We had another tour today so my group just did some cleaning before they arrived. During the tour I was in with Zena. This basically means just playing with her while the tour is going on so that's she's tired and relaxed nearer the end, and visitors can go in with her. She was in a pretty lazy mood so we mostly just cuddled her and let her do her thing. I did get to go watch the lion feeding again though - something I could watch everyday for the rest of my life and never get bored. The wild pride are fed 12 still born calves and watching them is amazing. They have an established hierarchy for who gets to eat first, and it's amazing to see them up so close.
After the tour everyone was starving and so we had lunch and then some free time. We had the afternoon mostly off. We walked around the farm a bit, particularly spending time with the servals and Caracals.
In the evening we went out for dinner. I had a great time (we are so much food). We all talked about the animals and their backgrounds, including the ones saved from canned hunting or from being kept as pets. It was so interesting, especially talking to the owners about their experiences with different people.

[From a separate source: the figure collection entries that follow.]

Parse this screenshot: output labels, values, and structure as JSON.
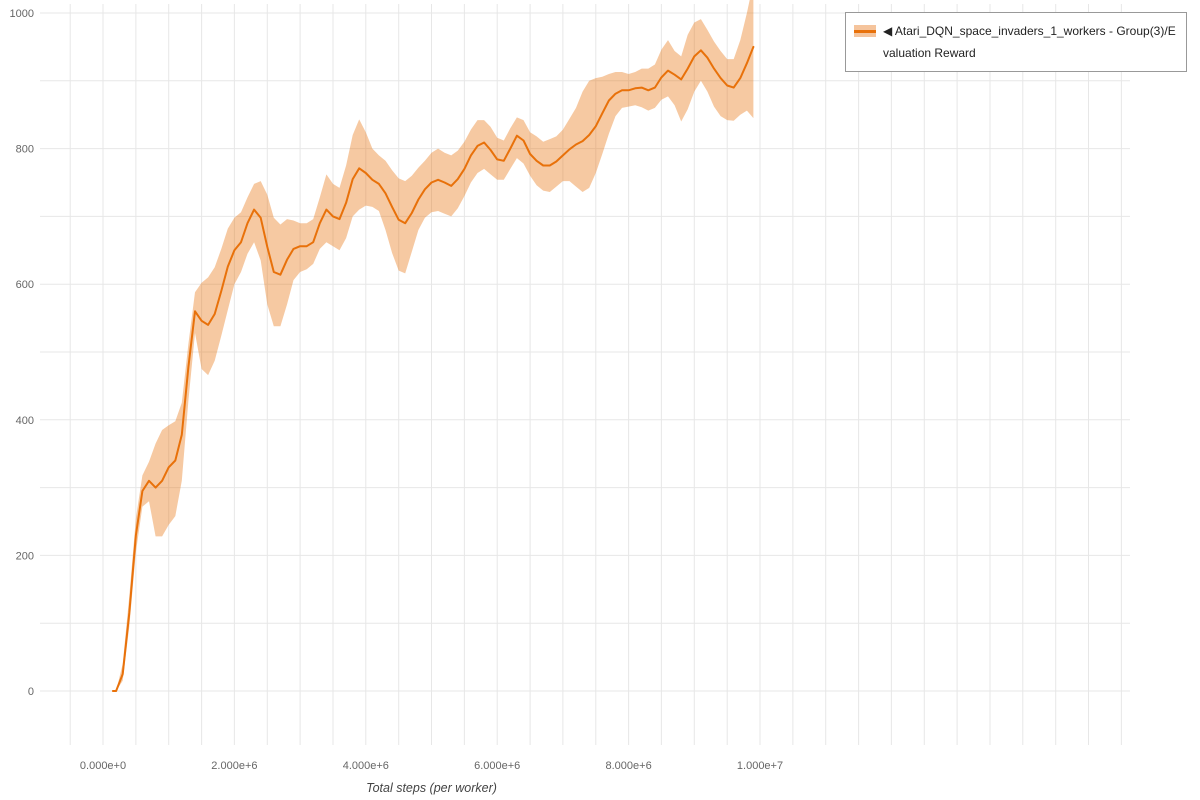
{
  "legend": {
    "toggle_icon": "◀"
  },
  "axes": {
    "x_title": "Total steps (per worker)"
  },
  "chart_data": {
    "type": "line",
    "title": "",
    "xlabel": "Total steps (per worker)",
    "ylabel": "",
    "xlim": [
      0,
      10000000
    ],
    "ylim": [
      0,
      1000
    ],
    "grid": true,
    "legend_position": "top-right",
    "x_ticks": [
      {
        "value": 0,
        "label": "0.000e+0"
      },
      {
        "value": 2000000,
        "label": "2.000e+6"
      },
      {
        "value": 4000000,
        "label": "4.000e+6"
      },
      {
        "value": 6000000,
        "label": "6.000e+6"
      },
      {
        "value": 8000000,
        "label": "8.000e+6"
      },
      {
        "value": 10000000,
        "label": "1.000e+7"
      }
    ],
    "y_ticks": [
      {
        "value": 0,
        "label": "0"
      },
      {
        "value": 200,
        "label": "200"
      },
      {
        "value": 400,
        "label": "400"
      },
      {
        "value": 600,
        "label": "600"
      },
      {
        "value": 800,
        "label": "800"
      },
      {
        "value": 1000,
        "label": "1000"
      }
    ],
    "series": [
      {
        "name": "Atari_DQN_space_invaders_1_workers - Group(3)/Evaluation Reward",
        "color": "#e8710a",
        "band_opacity": 0.38,
        "x": [
          150000,
          200000,
          300000,
          400000,
          500000,
          600000,
          700000,
          800000,
          900000,
          1000000,
          1100000,
          1200000,
          1300000,
          1400000,
          1500000,
          1600000,
          1700000,
          1800000,
          1900000,
          2000000,
          2100000,
          2200000,
          2300000,
          2400000,
          2500000,
          2600000,
          2700000,
          2800000,
          2900000,
          3000000,
          3100000,
          3200000,
          3300000,
          3400000,
          3500000,
          3600000,
          3700000,
          3800000,
          3900000,
          4000000,
          4100000,
          4200000,
          4300000,
          4400000,
          4500000,
          4600000,
          4700000,
          4800000,
          4900000,
          5000000,
          5100000,
          5200000,
          5300000,
          5400000,
          5500000,
          5600000,
          5700000,
          5800000,
          5900000,
          6000000,
          6100000,
          6200000,
          6300000,
          6400000,
          6500000,
          6600000,
          6700000,
          6800000,
          6900000,
          7000000,
          7100000,
          7200000,
          7300000,
          7400000,
          7500000,
          7600000,
          7700000,
          7800000,
          7900000,
          8000000,
          8100000,
          8200000,
          8300000,
          8400000,
          8500000,
          8600000,
          8700000,
          8800000,
          8900000,
          9000000,
          9100000,
          9200000,
          9300000,
          9400000,
          9500000,
          9600000,
          9700000,
          9800000,
          9900000
        ],
        "mean": [
          0,
          0,
          25,
          115,
          230,
          295,
          310,
          300,
          310,
          330,
          340,
          378,
          478,
          560,
          546,
          540,
          556,
          590,
          626,
          650,
          662,
          690,
          710,
          698,
          655,
          618,
          614,
          636,
          652,
          656,
          656,
          662,
          690,
          710,
          700,
          696,
          720,
          755,
          771,
          764,
          754,
          748,
          734,
          714,
          695,
          690,
          705,
          725,
          740,
          750,
          754,
          750,
          745,
          755,
          770,
          790,
          804,
          809,
          798,
          784,
          782,
          800,
          819,
          812,
          792,
          782,
          775,
          775,
          781,
          790,
          799,
          806,
          811,
          820,
          833,
          852,
          871,
          881,
          886,
          886,
          889,
          890,
          886,
          890,
          905,
          915,
          909,
          902,
          918,
          936,
          945,
          934,
          918,
          904,
          893,
          890,
          904,
          926,
          950
        ],
        "lower": [
          0,
          0,
          15,
          95,
          205,
          272,
          280,
          228,
          228,
          245,
          258,
          310,
          428,
          528,
          475,
          466,
          487,
          524,
          562,
          600,
          618,
          645,
          662,
          635,
          570,
          538,
          538,
          570,
          606,
          618,
          622,
          630,
          652,
          662,
          656,
          650,
          668,
          700,
          710,
          716,
          714,
          708,
          680,
          646,
          620,
          616,
          648,
          680,
          698,
          706,
          708,
          704,
          700,
          712,
          730,
          750,
          764,
          770,
          762,
          754,
          754,
          770,
          786,
          778,
          760,
          746,
          738,
          736,
          744,
          752,
          752,
          744,
          736,
          742,
          764,
          792,
          822,
          848,
          860,
          862,
          864,
          861,
          856,
          860,
          872,
          877,
          864,
          840,
          858,
          884,
          900,
          884,
          862,
          848,
          842,
          841,
          850,
          856,
          845
        ],
        "upper": [
          0,
          0,
          40,
          140,
          255,
          318,
          338,
          365,
          385,
          392,
          398,
          425,
          512,
          588,
          602,
          610,
          625,
          652,
          682,
          698,
          706,
          728,
          748,
          752,
          732,
          698,
          688,
          696,
          694,
          690,
          690,
          696,
          728,
          762,
          748,
          742,
          775,
          820,
          843,
          824,
          800,
          790,
          782,
          768,
          756,
          752,
          760,
          772,
          782,
          794,
          800,
          794,
          790,
          797,
          810,
          828,
          842,
          842,
          832,
          816,
          812,
          830,
          846,
          842,
          824,
          818,
          810,
          814,
          818,
          828,
          844,
          860,
          884,
          900,
          904,
          906,
          910,
          913,
          913,
          910,
          913,
          918,
          918,
          924,
          946,
          960,
          944,
          936,
          968,
          986,
          991,
          975,
          958,
          944,
          932,
          932,
          960,
          1000,
          1045
        ]
      }
    ]
  }
}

This was the night I got to have a sleepover with Zena, the cheetah. This was incredible! It was myself, Zena and Sandra together (2 volunteers do it at a time). Zena was amazing - she was quite tired and so just relaxed. When you sleep with Zena, you go to a separate room in the house called "the baby room."

She moved around a lot during the night. She liked to sleep against someone which was great because she kept me warm. She would also extend her legs fully so she really did take up most of the room. As soon as she was awake she would start purring, and then fall asleep again.
At one point she sat on me and was so difficult to move. I just had to wait for her to move herself. It was incredible how calm she was throughout the whole night.
She did pee in the bed which meant even less room as we had to avoid that area. She's not house trained obviously because she lives outside. She was raised as a pet and came to the sanctuary when she was 3 months. She gets too cold outside and is reliant on people still. She's very close to the owners. She had to sleep outside the other night and was not happy with anyone the next day.
I'm struggling to put into words how the night was. It didn't feel real - lots of people at home didn't think it was real. I would wake up and a cheetahs face would be right next to mine, and it wasn't scary or even slightly unnerving. You know the whole time you are completely safe. It's a level of trust in an animal that is an incredible feeling.
In the morning she was taken back to her enclosure. Another awesome part of the whole night was getting up early enough to see the sunrise. Even though it's winter here now, and the sun sets really early and we get up at 7am every day, the sun is always up. It was beautiful to see it today so I might have to get up early with my camera one day to see the lions during the sunrise.